All of them feel like home. All of them are places I love. But one stands above: a tiny little community in South Los Angeles named Hawthorne.
It’s where I spent most of my life and where I was first welcomed into this country by a community filled with love. Coincidentally, the place I live now looks a lot like Hawthorne to me from the store fronts to the people. And the deep affinity for where I am is born in large part out of the deep love I have for Hawthorne.
Its smells. Its sounds. The way the Rally’s behind my elementary school would always tempt me. The memories of using the drive-thru line at the In-N-Out as a way to decompress with my friends during our weekends away from school. The look of my neighborhood as the sun cast its last, loving touches over our homes before it disappeared. The smell of the ocean wafting in from El Segundo.
I love Hawthorne. It shaped me. And the way I am today is a reflection, I think, of where I came from.
I think about that and hometowns when I think about Trent Alexander-Arnold. The scouser on the squad. Liverpool raised. And what it must mean for him to get to don the red shirt and walk out onto the Anfield pitch every week.
Young and having spent his entire footballing development as part of Liverpool’s system, Trent is a bit of an avatar for the local lads. And being that he was raised a Red and his whole family are Reds, this pride in where he comes from runs deep.
Last week, Guillem Balague interviewed Trent for the BBC. It was a wide ranging interview that is insightful and a true delight given how wonderful Trent comes off in general. But the thing that I hung onto is how much Trent relishes and honors being a local lad playing for his hometown team.
Wonderful anecdotes litter the exchange like a young Trent being made to ensure that his studies came first before the football. Or stories of his entire family being huddled around the TV to soak in the 2005 Champions League Final in Istanbul. And the fact that the bus for the ensuing victory parade took it on a route that went right past the family’s front door. Lots of phenomenal tidbits into the life of TAA.
At various points, Trent is asked about what it means to put on the shirt and represent Liverpool having been someone who’d been on the other side of things as a fan and an academy product.

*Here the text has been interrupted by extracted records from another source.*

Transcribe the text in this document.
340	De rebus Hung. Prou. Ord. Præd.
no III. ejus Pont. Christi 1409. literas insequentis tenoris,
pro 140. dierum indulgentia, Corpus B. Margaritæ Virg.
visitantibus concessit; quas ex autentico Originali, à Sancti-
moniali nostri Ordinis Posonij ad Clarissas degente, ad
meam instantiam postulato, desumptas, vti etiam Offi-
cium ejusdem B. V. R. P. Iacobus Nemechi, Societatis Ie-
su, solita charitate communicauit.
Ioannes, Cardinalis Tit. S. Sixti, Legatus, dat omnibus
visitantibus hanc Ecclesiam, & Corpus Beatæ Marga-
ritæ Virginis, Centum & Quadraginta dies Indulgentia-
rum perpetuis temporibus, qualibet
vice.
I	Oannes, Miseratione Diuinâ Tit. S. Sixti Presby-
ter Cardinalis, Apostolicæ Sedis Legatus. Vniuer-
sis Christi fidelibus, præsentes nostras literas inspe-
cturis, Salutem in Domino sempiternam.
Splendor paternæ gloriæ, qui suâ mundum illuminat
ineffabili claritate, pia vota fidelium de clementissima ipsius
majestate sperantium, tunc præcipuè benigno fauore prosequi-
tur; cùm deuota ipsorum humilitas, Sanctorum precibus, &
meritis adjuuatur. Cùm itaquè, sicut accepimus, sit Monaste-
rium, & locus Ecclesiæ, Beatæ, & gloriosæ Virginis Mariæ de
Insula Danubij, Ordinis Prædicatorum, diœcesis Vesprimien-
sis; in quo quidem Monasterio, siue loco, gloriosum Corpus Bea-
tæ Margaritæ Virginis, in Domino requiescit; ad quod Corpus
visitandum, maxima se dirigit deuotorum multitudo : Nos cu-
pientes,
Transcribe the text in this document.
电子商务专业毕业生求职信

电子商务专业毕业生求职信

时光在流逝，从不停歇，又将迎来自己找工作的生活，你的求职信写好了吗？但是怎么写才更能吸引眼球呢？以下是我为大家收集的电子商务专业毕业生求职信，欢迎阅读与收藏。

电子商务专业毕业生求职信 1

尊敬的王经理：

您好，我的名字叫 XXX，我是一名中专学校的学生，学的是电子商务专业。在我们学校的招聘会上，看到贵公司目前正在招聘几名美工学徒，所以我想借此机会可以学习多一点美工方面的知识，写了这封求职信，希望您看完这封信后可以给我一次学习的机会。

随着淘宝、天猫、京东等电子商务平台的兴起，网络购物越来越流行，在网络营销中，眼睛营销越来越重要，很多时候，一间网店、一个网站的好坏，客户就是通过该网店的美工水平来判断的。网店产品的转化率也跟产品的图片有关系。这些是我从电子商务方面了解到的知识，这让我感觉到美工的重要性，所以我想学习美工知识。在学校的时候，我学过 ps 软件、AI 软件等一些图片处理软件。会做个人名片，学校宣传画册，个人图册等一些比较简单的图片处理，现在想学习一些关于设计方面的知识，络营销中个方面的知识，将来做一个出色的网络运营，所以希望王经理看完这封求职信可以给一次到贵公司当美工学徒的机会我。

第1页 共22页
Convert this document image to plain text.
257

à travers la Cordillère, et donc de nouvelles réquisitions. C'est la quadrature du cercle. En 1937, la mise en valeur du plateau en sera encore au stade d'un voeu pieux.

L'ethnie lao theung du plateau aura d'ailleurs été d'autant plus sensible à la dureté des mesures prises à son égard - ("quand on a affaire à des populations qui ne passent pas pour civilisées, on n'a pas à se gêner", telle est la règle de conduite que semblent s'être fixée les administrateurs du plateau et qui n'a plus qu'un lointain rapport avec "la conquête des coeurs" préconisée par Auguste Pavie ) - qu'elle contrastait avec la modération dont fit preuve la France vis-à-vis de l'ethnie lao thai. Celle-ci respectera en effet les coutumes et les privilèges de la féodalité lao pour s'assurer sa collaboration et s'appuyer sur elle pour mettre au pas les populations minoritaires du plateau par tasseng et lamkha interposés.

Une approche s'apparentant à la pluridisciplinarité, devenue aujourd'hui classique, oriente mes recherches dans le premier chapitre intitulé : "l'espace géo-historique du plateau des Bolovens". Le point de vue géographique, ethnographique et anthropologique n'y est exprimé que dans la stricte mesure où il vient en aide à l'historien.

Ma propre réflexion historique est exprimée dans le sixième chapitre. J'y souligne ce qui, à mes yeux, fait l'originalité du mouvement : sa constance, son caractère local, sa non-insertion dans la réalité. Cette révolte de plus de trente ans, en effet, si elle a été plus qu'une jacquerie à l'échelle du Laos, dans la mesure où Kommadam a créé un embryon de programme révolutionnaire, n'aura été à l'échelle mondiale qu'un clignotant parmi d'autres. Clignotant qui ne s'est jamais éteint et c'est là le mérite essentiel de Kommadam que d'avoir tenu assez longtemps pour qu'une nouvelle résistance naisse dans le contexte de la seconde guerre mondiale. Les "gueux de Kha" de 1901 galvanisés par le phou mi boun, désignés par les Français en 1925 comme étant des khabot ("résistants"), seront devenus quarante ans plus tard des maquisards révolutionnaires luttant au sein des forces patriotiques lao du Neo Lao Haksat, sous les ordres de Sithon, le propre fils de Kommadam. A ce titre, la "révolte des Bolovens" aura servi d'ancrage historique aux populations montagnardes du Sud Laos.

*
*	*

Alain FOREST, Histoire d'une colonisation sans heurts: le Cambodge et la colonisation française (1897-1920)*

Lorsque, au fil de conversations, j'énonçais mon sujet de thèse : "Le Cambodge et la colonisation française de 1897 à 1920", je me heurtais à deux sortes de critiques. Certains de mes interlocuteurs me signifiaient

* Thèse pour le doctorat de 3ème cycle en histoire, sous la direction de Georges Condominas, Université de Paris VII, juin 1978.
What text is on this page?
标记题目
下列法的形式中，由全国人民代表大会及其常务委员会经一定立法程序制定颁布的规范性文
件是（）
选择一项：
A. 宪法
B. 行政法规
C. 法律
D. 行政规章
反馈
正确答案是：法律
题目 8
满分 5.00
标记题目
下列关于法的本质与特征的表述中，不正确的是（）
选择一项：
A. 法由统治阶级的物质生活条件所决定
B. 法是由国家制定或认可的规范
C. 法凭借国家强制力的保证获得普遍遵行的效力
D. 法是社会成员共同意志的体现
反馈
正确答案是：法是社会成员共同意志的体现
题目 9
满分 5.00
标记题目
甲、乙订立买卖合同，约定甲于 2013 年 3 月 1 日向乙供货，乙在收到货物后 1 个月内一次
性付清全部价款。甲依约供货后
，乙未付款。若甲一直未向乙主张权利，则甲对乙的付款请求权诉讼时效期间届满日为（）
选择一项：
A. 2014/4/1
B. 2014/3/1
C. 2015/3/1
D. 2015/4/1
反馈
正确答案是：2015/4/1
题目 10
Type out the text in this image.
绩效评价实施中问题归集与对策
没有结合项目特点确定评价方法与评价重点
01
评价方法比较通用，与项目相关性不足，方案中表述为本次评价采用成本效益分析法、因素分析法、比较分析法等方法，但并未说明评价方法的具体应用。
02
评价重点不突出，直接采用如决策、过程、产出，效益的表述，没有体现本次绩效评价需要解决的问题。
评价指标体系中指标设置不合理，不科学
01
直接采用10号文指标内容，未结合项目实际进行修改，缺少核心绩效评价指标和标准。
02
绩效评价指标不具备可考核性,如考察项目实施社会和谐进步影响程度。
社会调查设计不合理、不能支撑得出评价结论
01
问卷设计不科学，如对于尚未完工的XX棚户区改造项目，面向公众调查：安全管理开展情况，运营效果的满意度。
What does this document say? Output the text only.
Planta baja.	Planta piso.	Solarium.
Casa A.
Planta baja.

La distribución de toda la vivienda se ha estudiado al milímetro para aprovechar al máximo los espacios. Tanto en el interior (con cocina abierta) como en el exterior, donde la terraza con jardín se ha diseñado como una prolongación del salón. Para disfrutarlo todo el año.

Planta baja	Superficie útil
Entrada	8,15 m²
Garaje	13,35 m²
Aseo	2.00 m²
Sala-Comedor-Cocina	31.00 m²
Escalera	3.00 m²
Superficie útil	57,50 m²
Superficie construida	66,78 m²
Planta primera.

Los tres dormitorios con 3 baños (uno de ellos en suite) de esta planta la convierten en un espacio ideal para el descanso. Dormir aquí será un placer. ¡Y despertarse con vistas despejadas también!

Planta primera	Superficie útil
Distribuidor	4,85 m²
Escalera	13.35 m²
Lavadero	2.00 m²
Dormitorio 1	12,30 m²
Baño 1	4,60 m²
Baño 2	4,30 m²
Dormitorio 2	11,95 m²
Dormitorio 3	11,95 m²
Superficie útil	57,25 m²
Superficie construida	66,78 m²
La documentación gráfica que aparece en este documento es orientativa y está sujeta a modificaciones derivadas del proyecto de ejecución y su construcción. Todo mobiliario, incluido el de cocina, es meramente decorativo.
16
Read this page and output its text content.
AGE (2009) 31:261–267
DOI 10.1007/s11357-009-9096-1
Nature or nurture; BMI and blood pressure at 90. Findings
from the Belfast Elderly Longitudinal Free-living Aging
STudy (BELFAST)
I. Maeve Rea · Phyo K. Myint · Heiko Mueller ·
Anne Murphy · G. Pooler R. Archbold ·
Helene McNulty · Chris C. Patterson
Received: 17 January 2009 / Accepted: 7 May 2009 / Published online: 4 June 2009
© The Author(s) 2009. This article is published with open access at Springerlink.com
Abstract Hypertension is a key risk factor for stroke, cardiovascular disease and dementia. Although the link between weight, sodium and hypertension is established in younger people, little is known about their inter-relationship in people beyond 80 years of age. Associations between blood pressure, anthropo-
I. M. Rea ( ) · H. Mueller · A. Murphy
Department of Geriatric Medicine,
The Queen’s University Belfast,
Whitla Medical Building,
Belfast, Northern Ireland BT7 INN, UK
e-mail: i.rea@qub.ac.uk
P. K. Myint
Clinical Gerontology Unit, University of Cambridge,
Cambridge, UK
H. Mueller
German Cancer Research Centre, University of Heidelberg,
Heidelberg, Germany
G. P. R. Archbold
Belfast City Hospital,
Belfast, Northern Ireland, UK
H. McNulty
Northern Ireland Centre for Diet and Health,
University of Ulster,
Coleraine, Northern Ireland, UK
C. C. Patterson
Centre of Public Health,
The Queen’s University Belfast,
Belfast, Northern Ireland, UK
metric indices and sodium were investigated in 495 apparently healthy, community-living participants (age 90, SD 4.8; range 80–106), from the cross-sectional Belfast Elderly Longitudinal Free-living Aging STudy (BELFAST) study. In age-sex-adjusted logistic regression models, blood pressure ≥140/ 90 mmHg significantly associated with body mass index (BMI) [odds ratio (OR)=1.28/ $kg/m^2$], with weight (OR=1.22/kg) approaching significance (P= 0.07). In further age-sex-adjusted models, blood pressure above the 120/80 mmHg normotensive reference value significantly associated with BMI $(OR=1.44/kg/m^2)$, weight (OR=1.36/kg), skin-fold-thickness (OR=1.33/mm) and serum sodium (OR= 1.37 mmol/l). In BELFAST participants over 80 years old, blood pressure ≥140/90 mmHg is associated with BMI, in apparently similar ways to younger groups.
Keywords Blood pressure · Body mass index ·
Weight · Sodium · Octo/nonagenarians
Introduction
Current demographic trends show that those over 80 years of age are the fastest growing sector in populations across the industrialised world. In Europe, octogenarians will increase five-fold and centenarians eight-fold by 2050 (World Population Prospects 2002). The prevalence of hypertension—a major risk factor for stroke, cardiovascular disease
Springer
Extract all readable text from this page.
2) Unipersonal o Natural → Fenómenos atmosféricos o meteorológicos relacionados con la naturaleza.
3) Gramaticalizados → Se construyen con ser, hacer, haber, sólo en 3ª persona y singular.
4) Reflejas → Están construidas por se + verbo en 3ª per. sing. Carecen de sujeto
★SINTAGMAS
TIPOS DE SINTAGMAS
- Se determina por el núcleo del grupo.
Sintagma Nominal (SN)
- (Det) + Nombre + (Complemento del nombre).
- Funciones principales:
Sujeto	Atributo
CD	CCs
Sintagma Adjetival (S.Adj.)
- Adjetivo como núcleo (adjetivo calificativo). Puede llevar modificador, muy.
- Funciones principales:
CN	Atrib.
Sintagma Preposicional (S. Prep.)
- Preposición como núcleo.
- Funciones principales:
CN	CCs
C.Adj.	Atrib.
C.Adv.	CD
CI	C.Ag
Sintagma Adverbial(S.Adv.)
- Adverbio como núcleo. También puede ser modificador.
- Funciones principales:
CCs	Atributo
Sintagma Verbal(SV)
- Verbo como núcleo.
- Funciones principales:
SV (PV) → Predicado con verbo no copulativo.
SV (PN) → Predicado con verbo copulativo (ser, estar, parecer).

The young right back went on to recount how he’d first watched a match at the age of 6 and how he long admired Steven Gerrard and Jamie Carragher as scousers who’d also worn the shirt.
He even mentioned how much he would love to wear the armband some day. It’s clear in his voice that there is a deep pride in the honor of getting to steward the only club he’d ever belonged to.
The quote that stuck with me, though, is how, when asked about the burdens of being so visible and reflecting on what it meant for him to idolize such players, Trent was both straight forward and courageous in his intent:
“I could never believe it myself [that people see me as a role model], but I understand that young kids in the city will most probably think of me like that. And that gives me a responsibility to be a good role model for them. There’s obviously stuff you have to do off and on the pitch to show a good example for the younger generation and encourage them to go down the right path.”
Trent clearly understands, having been once a young Scouser with posters of Gerrard and Carra in his room, that there are undoubtedly young people in Liverpool who view him with the same sense of awe and pride. And while we might talk about the value in hoisting so much onto the shoulders of a young athlete, I can’t help but think how refreshing and genuine his response is.
Because unlike other athletes who refuse to acknowledge that reality, Trent runs headlong into it. Spurred, perhaps, but the fact that Liverpool’s ethos has always been about community - a shared responsibility to each other. And one that truly speaks to the ethos of You’ll Never Walk alone.
I am partial, obviously, to people who want to speak on and represent the places they call home. And because I’ve written here about the ways in which I feel a spiritual connection between the place I was raised and Liverpool itself, I can’t help but also feel a sense of joy and warmth when encountering words like this from Trent.
Because I know, as Trent must know, how our communities haven’t always been well-regarded by people who lived outside of them. How a sports team - LFC for Merseyside and the Lakers for LA - might be a source of pride for a community that feels a bit forgotten. How regardless of choice or consent, when we venture outside of our neighborhoods, people will necessarily know of where we came from and place their own expectations about how we might comport ourselves.
The burden already exists, but I can’t help but feel it’s the smallest of things that one owes to community. A community that raised and loved you, for no other reason than you were one of its own.